Historiquement, les syndicats n'ont pas toujours eu de position commune sur ces questions. Suivant qu'ils représentent des travailleuses et des travailleurs dans les pays du Sud ou du Nord, dans des industries très polluantes ou dans des secteurs « verts », suivant leur vision du syndicalisme également, les demandes syndicales ont pu être assez divergentes. Néanmoins depuis quelques années, au sein des Secrétariats professionnels internationaux (par exemple l'Internationale des travailleurs du bâtiment et du bois, à laquelle Unia est affiliée) et au sein de la Confédération syndicale internationale (CSI) qui regroupe la plupart des centrales syndicales dans le monde (y compris l'USS), on essaie de définir une position commune qui représente les demandes des travailleuses et des travailleurs du monde entier.

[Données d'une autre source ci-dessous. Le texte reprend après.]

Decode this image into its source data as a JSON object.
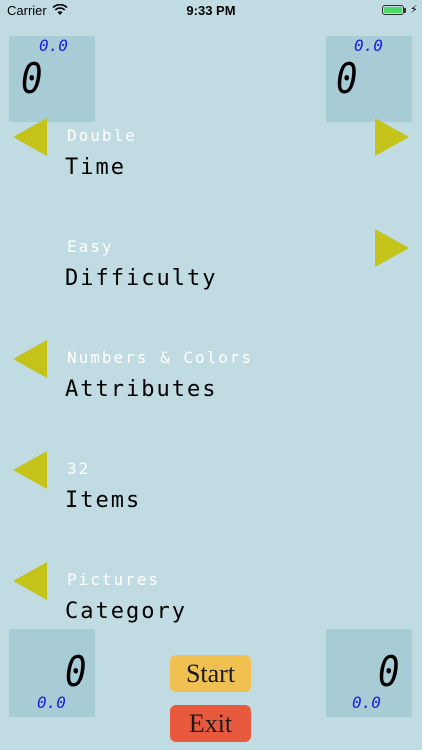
{
  "status_bar": {
    "carrier": "Carrier",
    "time": "9:33 PM"
  },
  "scores": {
    "top_left": {
      "main": "0",
      "sub": "0.0"
    },
    "top_right": {
      "main": "0",
      "sub": "0.0"
    },
    "bottom_left": {
      "main": "0",
      "sub": "0.0"
    },
    "bottom_right": {
      "main": "0",
      "sub": "0.0"
    }
  },
  "settings": {
    "time": {
      "value": "Double",
      "label": "Time"
    },
    "difficulty": {
      "value": "Easy",
      "label": "Difficulty"
    },
    "attributes": {
      "value": "Numbers & Colors",
      "label": "Attributes"
    },
    "items": {
      "value": "32",
      "label": "Items"
    },
    "category": {
      "value": "Pictures",
      "label": "Category"
    }
  },
  "buttons": {
    "start": "Start",
    "exit": "Exit"
  },
  "colors": {
    "background": "#c0dce2",
    "panel": "#a8ccd6",
    "arrow": "#c3c31a",
    "start": "#f0c050",
    "exit": "#e9593e",
    "digits_small": "#1c1cde"
  }
}
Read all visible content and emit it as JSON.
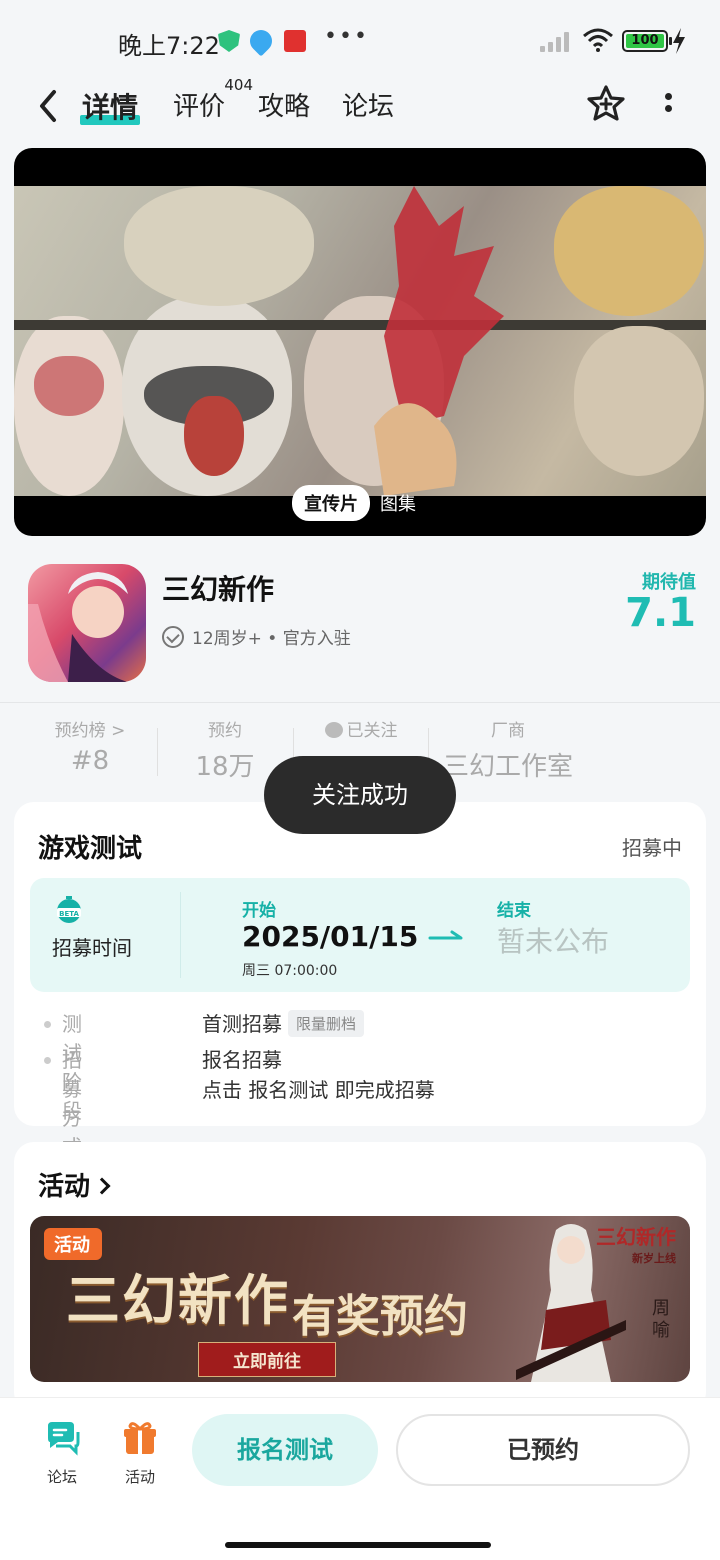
{
  "status_bar": {
    "time": "晚上7:22",
    "battery": "100"
  },
  "nav": {
    "tabs": [
      {
        "label": "详情"
      },
      {
        "label": "评价",
        "count": "404"
      },
      {
        "label": "攻略"
      },
      {
        "label": "论坛"
      }
    ]
  },
  "media": {
    "tab_active": "宣传片",
    "tab_inactive": "图集"
  },
  "app": {
    "name": "三幻新作",
    "meta": "12周岁+ • 官方入驻",
    "expect_label": "期待值",
    "expect_value": "7.1"
  },
  "stats": [
    {
      "label": "预约榜 >",
      "value": "#8"
    },
    {
      "label": "预约",
      "value": "18万"
    },
    {
      "label": "已关注",
      "value": ""
    },
    {
      "label": "厂商",
      "value": "三幻工作室"
    }
  ],
  "toast": "关注成功",
  "test_card": {
    "title": "游戏测试",
    "status": "招募中",
    "recruit_label": "招募时间",
    "beta_text": "BETA",
    "start_label": "开始",
    "start_date": "2025/01/15",
    "start_day": "周三  07:00:00",
    "end_label": "结束",
    "end_value": "暂未公布",
    "rows": [
      {
        "key": "测试阶段",
        "value": "首测招募",
        "tag": "限量删档"
      },
      {
        "key": "招募方式",
        "value": "报名招募",
        "value2": "点击 报名测试 即完成招募"
      }
    ]
  },
  "activity": {
    "title": "活动",
    "banner": {
      "badge": "活动",
      "title": "三幻新作",
      "subtitle": "有奖预约",
      "button": "立即前往",
      "brand": "三幻新作",
      "brand_sub": "新岁上线",
      "character": "周喻"
    }
  },
  "bottom_bar": {
    "forum": "论坛",
    "activity": "活动",
    "signup": "报名测试",
    "reserved": "已预约"
  },
  "colors": {
    "accent": "#21c8be",
    "accent_text": "#16b1a7",
    "toast_bg": "#2b2b2b"
  }
}
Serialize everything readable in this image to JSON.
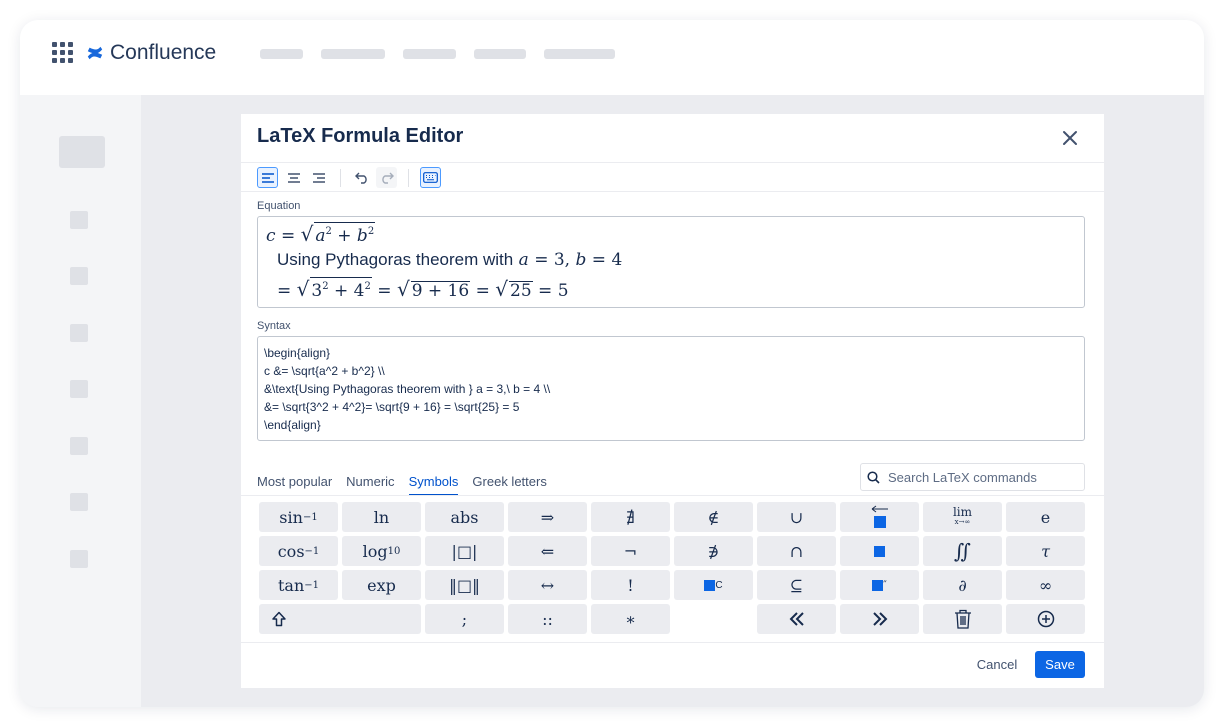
{
  "app": {
    "name": "Confluence",
    "brand_color": "#1868db"
  },
  "dialog": {
    "title": "LaTeX Formula Editor",
    "equation_label": "Equation",
    "syntax_label": "Syntax",
    "equation": {
      "line1": {
        "lhs": "c",
        "eq": "=",
        "rad_a": "a",
        "exp": "2",
        "plus": "+",
        "rad_b": "b"
      },
      "line2": {
        "text": "Using Pythagoras theorem with",
        "a": "a",
        "eq1": "=",
        "three": "3,",
        "b": "b",
        "eq2": "=",
        "four": "4"
      },
      "line3": {
        "eq": "=",
        "r1a": "3",
        "e1": "2",
        "plus1": "+",
        "r1b": "4",
        "e2": "2",
        "eq2": "=",
        "r2": "9 + 16",
        "eq3": "=",
        "r3": "25",
        "eq4": "=",
        "res": "5"
      }
    },
    "syntax_lines": [
      "\\begin{align}",
      "c &= \\sqrt{a^2 + b^2} \\\\",
      "&\\text{Using Pythagoras theorem with } a = 3,\\ b = 4 \\\\",
      "&= \\sqrt{3^2 + 4^2}= \\sqrt{9 + 16} = \\sqrt{25} = 5",
      "\\end{align}"
    ],
    "tabs": [
      {
        "label": "Most popular",
        "active": false
      },
      {
        "label": "Numeric",
        "active": false
      },
      {
        "label": "Symbols",
        "active": true
      },
      {
        "label": "Greek letters",
        "active": false
      }
    ],
    "search_placeholder": "Search LaTeX commands",
    "keys": {
      "row1": {
        "sin": "sin",
        "sin_exp": "−1",
        "ln": "ln",
        "abs": "abs",
        "implies": "⇒",
        "nexists": "∄",
        "notin": "∉",
        "cup": "∪",
        "lim_top": "lim",
        "lim_bottom": "x→∞",
        "e": "e"
      },
      "row2": {
        "cos": "cos",
        "cos_exp": "−1",
        "log": "log",
        "log_sub": "10",
        "norm_abs": "|□|",
        "impliedby": "⇐",
        "neg": "¬",
        "nni": "∌",
        "cap": "∩",
        "iint": "∬",
        "tau": "τ"
      },
      "row3": {
        "tan": "tan",
        "tan_exp": "−1",
        "exp": "exp",
        "norm": "‖□‖",
        "iff": "↔",
        "fact": "!",
        "comp_exp": "C",
        "subseteq": "⊆",
        "dprime_exp": "″",
        "partial": "∂",
        "infty": "∞"
      },
      "row4": {
        "semicolon": ";",
        "dcolon": "::",
        "ast": "∗"
      }
    },
    "cancel_label": "Cancel",
    "save_label": "Save",
    "accent_color": "#0c66e4"
  }
}
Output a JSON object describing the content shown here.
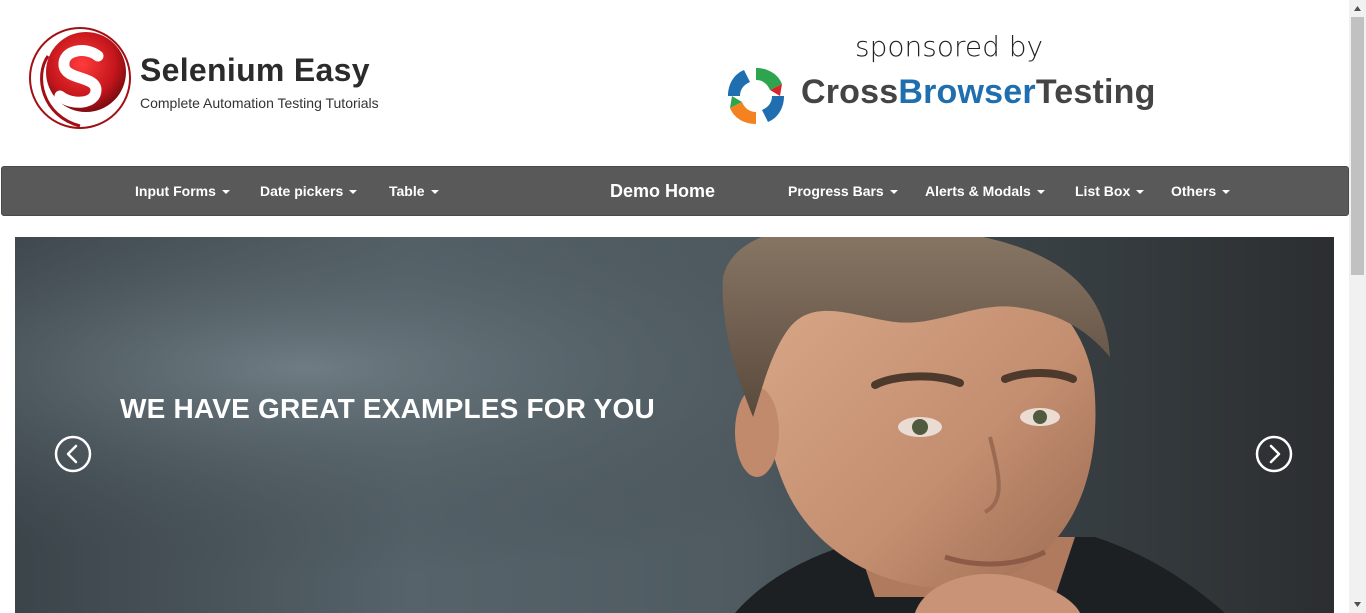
{
  "header": {
    "site_title": "Selenium Easy",
    "tagline": "Complete Automation Testing Tutorials",
    "sponsor_label": "sponsored by",
    "sponsor_name_part1": "Cross",
    "sponsor_name_part2": "Browser",
    "sponsor_name_part3": "Testing"
  },
  "nav": {
    "items": [
      {
        "label": "Input Forms"
      },
      {
        "label": "Date pickers"
      },
      {
        "label": "Table"
      },
      {
        "label": "Demo Home"
      },
      {
        "label": "Progress Bars"
      },
      {
        "label": "Alerts & Modals"
      },
      {
        "label": "List Box"
      },
      {
        "label": "Others"
      }
    ]
  },
  "carousel": {
    "caption": "WE HAVE GREAT EXAMPLES FOR YOU",
    "prev_icon": "chevron-left-icon",
    "next_icon": "chevron-right-icon"
  },
  "colors": {
    "navbar": "#595959",
    "brand_red": "#c4161c",
    "sponsor_blue": "#1f6fb0"
  }
}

Actuellement, la CSI demande un accord international, légalement contraignant qui amène des réductions importantes de gaz à effet de serre, nécessaires pour que la température à l'échelle de la planète n'augmente pas de plus de 2°C. Pour cela il faudra développer certains secteurs (les transports publics, la rénovation des bâtiments, les énergies renouvelables, etc.) qui peuvent créer de nombreux emplois. En même temps, certains secteurs ou certains types de production devront décroître. Des emplois vont donc disparaître. Pour les syndicats, l'enjeu est donc de s'assurer que la transition à une économie qui émette peu de gaz à effet de serre, une économie à « bas carbone », se fasse de manière juste (cf. Interview ci-dessous).
Avec la crise économique mondiale, de nombreux syndicats de par le monde voient la nécessité de passer à une économie à bas carbone comme une chance extraordinaire de créer de nombreux emplois, des « emplois verts » ou des « emplois climatiques » dans ces nouveaux secteurs. En Grande-Bretagne ou en Afrique du Sud, par exemple, les syndicats en coalition avec les associations de protection de l'environnement ont lancé une campagne pour créer « un million d'emplois climatiques ». Et en Allemagne, près de deux millions d'emplois ont d'ores et déjà été créés. Mais d'après eux, pour résorber le chômage tout en réduisant les gaz à effet de serre il faut une intervention publique massive. L'Etat doit investir dans ces secteurs et les développer, mais aussi assurer la formation professionnelle des travailleuses et travailleurs pour ces nouveaux secteurs. Dans de nombreux de pays, il est même nécessaire que l'Etat reprenne le contrôle public sur les ressources naturelles et sur les infrastructures, notamment pour la production d'énergie.
La lutte contre le changement climatique exige une transformation radicale du système économique, des rapports de production et de consommation. Pour les syndicats, la transition à une économie plus juste et plus écologique ne pourra se faire qu'au moyen de la mobilisation des travailleuses et des travailleurs.
Romain Felli
Anabella Rosemberg est en charge de la politique de santé au travail et de l'environnement à la CSI. Elle coordonne le travail de la délégation syndicale au sein des négociations internationales sur le changement climatique. Interview
Pourquoi la CSI a-t-elle décidé de faire du changement climatique une priorité syndicale ?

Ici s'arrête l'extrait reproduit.